Ralf Klein von der IHK Niederrhein hilft dabei, Arbeitgeber, Schule und Azubi so zusammen zu bringen, dass es funktioniert. Im Regelfall, sagt er, melden sich Betriebe, die jemanden haben, „sie sagen dann: Erklärt mir das bitte“. Das tut er. Und der Erfolg steht und fällt damit, dass alles bis ins Detail vorab gut vereinbart wird. Auch die Frage der Berufsschule. Im Schnitt drücken Azubis eineinhalb Tage die Woche die Schulbank. Wenn der lange Tag mit acht Stunden zum Problem wird, hilft mitunter ein Wechsel der Schule, denn die Berufskollegs haben unterschiedliche Stundenpläne. Auch mit dem Betrieb müsse klar ausgemacht werden, wann die Auszubildenden nicht verfügbar sind – hier ist absolute Offenheit nötig. „Wenn ich jeden Mittwoch früher gehen muss, sollte ich das vorher sagen“, rät Klein. Vieles lasse sich regeln.
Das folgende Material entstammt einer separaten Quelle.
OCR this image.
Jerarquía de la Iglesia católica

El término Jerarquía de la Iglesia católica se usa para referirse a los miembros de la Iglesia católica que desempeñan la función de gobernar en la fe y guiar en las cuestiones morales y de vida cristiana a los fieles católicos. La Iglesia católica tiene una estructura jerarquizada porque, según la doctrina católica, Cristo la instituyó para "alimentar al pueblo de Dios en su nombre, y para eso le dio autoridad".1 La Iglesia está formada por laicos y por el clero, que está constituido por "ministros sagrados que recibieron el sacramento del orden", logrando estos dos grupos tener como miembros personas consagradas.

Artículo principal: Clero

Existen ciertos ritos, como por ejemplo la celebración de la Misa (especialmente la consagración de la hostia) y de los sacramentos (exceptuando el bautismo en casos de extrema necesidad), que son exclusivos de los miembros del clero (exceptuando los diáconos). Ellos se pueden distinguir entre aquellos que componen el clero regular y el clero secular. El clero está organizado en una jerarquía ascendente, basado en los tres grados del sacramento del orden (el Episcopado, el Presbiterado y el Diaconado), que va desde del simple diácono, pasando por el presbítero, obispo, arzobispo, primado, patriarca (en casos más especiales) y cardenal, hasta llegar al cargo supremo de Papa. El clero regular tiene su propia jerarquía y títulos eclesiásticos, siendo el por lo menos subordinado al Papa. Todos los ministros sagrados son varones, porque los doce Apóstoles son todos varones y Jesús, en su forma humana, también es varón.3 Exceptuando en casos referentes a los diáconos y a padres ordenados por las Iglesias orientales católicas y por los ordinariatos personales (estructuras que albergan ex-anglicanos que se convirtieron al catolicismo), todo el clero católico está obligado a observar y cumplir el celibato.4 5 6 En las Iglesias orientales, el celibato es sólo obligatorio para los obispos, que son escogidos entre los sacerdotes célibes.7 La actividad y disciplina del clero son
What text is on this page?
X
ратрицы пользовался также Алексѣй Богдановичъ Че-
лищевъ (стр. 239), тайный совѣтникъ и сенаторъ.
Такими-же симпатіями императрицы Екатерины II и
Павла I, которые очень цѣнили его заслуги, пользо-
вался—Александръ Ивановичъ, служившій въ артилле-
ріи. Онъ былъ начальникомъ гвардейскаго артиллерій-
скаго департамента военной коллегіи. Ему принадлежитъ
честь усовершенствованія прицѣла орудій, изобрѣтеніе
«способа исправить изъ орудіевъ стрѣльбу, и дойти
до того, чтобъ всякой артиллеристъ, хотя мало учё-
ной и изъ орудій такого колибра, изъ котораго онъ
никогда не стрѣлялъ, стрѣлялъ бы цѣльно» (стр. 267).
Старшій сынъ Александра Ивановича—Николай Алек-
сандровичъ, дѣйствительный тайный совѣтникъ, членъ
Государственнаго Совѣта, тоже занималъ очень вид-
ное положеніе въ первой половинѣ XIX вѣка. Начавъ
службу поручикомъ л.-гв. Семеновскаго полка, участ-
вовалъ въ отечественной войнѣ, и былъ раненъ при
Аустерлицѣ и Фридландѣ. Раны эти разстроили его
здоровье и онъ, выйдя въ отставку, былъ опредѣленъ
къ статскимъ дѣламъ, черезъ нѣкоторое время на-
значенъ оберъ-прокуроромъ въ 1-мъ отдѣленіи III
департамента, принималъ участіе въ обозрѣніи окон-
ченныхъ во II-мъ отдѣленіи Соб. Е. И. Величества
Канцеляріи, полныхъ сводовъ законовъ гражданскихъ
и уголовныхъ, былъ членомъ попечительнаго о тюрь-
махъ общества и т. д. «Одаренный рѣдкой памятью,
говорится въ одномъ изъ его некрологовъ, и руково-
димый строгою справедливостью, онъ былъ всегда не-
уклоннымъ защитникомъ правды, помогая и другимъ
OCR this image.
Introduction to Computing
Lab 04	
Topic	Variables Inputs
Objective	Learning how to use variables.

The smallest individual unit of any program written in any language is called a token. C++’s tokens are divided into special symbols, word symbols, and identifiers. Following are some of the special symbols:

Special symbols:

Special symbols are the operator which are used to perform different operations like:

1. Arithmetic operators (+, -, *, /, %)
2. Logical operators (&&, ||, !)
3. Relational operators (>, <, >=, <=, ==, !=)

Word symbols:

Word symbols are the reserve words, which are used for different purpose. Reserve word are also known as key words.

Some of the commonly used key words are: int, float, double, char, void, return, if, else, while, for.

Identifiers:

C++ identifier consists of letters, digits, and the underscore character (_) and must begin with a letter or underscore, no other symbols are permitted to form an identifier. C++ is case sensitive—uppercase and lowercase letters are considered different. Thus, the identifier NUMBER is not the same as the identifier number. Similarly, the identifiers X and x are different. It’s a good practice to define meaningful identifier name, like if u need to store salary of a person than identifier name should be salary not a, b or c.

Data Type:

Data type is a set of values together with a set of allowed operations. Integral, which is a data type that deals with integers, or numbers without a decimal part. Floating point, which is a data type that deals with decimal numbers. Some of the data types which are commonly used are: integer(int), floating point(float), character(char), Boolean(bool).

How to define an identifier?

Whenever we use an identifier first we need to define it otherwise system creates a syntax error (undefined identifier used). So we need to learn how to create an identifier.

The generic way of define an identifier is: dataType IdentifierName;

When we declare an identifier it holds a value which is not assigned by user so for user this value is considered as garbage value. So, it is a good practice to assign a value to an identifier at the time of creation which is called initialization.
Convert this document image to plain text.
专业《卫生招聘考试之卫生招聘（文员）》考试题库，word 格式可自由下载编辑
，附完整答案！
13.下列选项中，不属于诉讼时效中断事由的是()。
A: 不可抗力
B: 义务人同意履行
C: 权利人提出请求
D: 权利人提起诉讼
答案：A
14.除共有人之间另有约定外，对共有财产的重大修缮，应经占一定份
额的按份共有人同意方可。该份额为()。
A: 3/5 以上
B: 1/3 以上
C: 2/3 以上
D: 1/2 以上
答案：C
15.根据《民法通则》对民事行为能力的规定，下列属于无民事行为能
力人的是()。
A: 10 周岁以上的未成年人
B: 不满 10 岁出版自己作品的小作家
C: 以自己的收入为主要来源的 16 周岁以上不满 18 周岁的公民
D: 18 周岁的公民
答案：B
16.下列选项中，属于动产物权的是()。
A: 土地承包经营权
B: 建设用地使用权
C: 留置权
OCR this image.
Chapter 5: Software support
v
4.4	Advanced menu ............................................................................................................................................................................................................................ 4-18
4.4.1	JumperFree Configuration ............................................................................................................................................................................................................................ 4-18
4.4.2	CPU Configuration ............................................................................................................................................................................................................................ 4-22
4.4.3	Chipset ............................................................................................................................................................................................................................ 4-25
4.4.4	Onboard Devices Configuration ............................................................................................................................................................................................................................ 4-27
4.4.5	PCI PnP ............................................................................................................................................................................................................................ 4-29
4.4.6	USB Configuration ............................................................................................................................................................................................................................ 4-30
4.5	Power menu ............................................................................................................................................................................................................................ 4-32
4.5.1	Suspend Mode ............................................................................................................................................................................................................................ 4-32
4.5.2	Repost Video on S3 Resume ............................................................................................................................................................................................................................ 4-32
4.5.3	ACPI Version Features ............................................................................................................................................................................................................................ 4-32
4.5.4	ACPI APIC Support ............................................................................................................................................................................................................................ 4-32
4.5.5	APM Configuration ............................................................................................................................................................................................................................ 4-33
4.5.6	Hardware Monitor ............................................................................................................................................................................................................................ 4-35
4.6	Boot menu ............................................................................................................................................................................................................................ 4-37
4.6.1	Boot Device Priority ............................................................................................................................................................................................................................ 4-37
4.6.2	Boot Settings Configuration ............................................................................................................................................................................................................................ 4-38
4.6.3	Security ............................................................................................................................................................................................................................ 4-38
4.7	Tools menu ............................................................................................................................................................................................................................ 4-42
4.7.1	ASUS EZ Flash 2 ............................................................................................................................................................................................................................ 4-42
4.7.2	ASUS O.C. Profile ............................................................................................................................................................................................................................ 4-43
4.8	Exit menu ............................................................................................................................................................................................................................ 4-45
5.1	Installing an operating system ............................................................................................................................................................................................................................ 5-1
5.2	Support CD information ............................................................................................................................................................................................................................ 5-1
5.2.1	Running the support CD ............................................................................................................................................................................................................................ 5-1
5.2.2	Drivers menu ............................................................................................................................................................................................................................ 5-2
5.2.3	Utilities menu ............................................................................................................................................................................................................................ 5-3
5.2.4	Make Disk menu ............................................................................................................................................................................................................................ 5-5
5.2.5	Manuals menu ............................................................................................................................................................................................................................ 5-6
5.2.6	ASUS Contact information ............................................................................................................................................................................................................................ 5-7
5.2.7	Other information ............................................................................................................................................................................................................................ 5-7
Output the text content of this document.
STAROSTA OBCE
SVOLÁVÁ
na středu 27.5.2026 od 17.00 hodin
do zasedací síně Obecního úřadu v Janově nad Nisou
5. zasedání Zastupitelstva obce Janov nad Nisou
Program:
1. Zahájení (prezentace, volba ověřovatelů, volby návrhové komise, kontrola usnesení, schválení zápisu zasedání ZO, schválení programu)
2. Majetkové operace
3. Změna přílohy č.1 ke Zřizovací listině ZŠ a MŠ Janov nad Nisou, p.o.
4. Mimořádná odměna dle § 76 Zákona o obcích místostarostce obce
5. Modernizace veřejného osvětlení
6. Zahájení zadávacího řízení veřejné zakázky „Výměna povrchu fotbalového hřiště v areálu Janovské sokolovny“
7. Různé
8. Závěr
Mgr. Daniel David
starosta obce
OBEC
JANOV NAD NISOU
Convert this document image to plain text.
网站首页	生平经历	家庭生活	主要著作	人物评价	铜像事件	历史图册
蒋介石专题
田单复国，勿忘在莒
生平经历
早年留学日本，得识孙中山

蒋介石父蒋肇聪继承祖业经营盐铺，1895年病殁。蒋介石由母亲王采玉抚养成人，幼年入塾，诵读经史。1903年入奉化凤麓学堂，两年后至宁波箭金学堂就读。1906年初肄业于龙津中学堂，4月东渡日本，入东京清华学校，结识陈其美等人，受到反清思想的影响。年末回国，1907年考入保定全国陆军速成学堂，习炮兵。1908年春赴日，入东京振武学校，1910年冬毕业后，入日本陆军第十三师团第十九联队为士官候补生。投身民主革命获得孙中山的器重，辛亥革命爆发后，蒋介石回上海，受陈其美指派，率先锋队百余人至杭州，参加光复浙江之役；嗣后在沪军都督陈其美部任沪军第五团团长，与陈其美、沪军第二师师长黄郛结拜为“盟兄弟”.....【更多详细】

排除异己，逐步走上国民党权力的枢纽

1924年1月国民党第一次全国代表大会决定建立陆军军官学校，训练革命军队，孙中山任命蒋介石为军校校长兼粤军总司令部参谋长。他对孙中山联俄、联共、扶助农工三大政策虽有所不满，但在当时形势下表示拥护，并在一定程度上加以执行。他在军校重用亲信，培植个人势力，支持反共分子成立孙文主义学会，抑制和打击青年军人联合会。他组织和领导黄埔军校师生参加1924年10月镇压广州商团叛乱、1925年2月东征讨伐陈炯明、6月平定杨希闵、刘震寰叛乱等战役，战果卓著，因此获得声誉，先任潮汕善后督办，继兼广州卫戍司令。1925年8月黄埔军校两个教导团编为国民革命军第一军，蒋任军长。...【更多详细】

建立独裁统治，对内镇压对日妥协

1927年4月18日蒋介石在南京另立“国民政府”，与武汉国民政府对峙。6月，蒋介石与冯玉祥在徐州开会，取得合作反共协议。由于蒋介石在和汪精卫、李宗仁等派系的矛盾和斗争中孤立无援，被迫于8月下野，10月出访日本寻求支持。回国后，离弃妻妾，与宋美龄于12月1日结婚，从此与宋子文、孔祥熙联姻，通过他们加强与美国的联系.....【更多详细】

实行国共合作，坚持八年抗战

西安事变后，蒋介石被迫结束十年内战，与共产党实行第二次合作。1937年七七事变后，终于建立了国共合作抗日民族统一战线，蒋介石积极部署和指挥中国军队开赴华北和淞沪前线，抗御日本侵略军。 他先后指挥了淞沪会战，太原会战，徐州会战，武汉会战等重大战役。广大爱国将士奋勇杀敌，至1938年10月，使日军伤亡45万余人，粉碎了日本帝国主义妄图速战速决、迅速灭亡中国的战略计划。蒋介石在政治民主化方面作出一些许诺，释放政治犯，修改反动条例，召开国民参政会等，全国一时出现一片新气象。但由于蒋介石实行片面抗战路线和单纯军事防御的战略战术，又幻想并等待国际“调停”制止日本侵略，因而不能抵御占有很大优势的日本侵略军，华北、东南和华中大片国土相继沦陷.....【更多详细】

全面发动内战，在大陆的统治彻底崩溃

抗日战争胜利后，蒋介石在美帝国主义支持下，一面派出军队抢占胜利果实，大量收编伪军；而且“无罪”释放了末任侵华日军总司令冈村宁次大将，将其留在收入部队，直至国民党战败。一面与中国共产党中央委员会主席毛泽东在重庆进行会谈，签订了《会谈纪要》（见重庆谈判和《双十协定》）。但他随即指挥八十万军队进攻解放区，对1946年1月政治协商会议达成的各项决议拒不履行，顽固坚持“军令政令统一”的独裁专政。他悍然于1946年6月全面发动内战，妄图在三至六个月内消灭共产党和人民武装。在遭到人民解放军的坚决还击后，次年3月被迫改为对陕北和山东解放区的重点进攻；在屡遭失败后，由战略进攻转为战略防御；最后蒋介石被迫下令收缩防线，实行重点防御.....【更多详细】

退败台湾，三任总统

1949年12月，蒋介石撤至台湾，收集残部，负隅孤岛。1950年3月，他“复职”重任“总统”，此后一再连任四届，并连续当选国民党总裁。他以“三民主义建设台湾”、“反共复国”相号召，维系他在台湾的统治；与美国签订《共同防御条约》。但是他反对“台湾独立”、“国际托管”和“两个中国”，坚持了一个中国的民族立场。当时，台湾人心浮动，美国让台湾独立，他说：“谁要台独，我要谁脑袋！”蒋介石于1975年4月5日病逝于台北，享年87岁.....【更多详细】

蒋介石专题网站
Nur ein Prozent der Ausbildungsverträge bei der IHK in Teilzeit
Rund 120 bis 150 Teilzeitazubis hat die IHK im Jahr - allerdings ist sie zuständig für Duisburg sowie die Kreise Wesel und Kleve. Das mache bei etwa 12.000 Auszubildenden seit Jahren konstant etwa ein Prozent aus. Kommt der Vertrag zustande, sei die Abbrecherquote gering. Häufig gelinge es den Azubis sogar, in der Regelausbildungszeit fertig zu werden. Der Kreis Wesel, selbst Arbeitgeber von Teilzeitazubis, sieht eine Ursache für diese Erfolgsgeschichten: Wer ein Kind zu versorgen hat, kann sich gut selbst organisieren – eine Notwendigkeit, vor die das Leben andere Jugendliche noch nicht gestellt hat.
Beim Kreis fangen 17 Verwaltungsfachangestellte in diesem Jahr ihre Ausbildung in Teilzeit an, weitere neun haben sie bereits begonnen und vier erfolgreich abgeschlossen.
Sind alle Berufe für eine Teilzeitausbildung geeignet? Ja und nein. Generell gilt das Gesetz für alle. Dennoch sei es bei technischen Berufen, oder anderen mit hohem Praxisanteil, schwer umsetzbar, sagt Ralf Klein, der bei der IHK hauptsächlich für Kaufleute der verschiedensten Branchen zuständig ist. Generell gilt aber: Fragen kostet nichts, zumal der Fachkräftemangel die Unternehmen in Bedrängnis bringt. So bietet die evangelische Pflegeschule in Xanten im Kreis Wesel bereits Teilzeitausbildung an,seit Mai auch die Pflegefachschule Bethanien mit der Bildungseinrichtung „FachWerk Kreis Wesel“ in Moers.
Erste Anlaufstelle ist in jedem Fall die Agentur für Arbeit – dort im günstigsten Fall Christiane Naß unter 0281/96 205 52. In Zusammenarbeit mit den jeweils zuständigen Kammern findet sich für den Wunschberuf mit etwas Glück ein Arbeitgeber.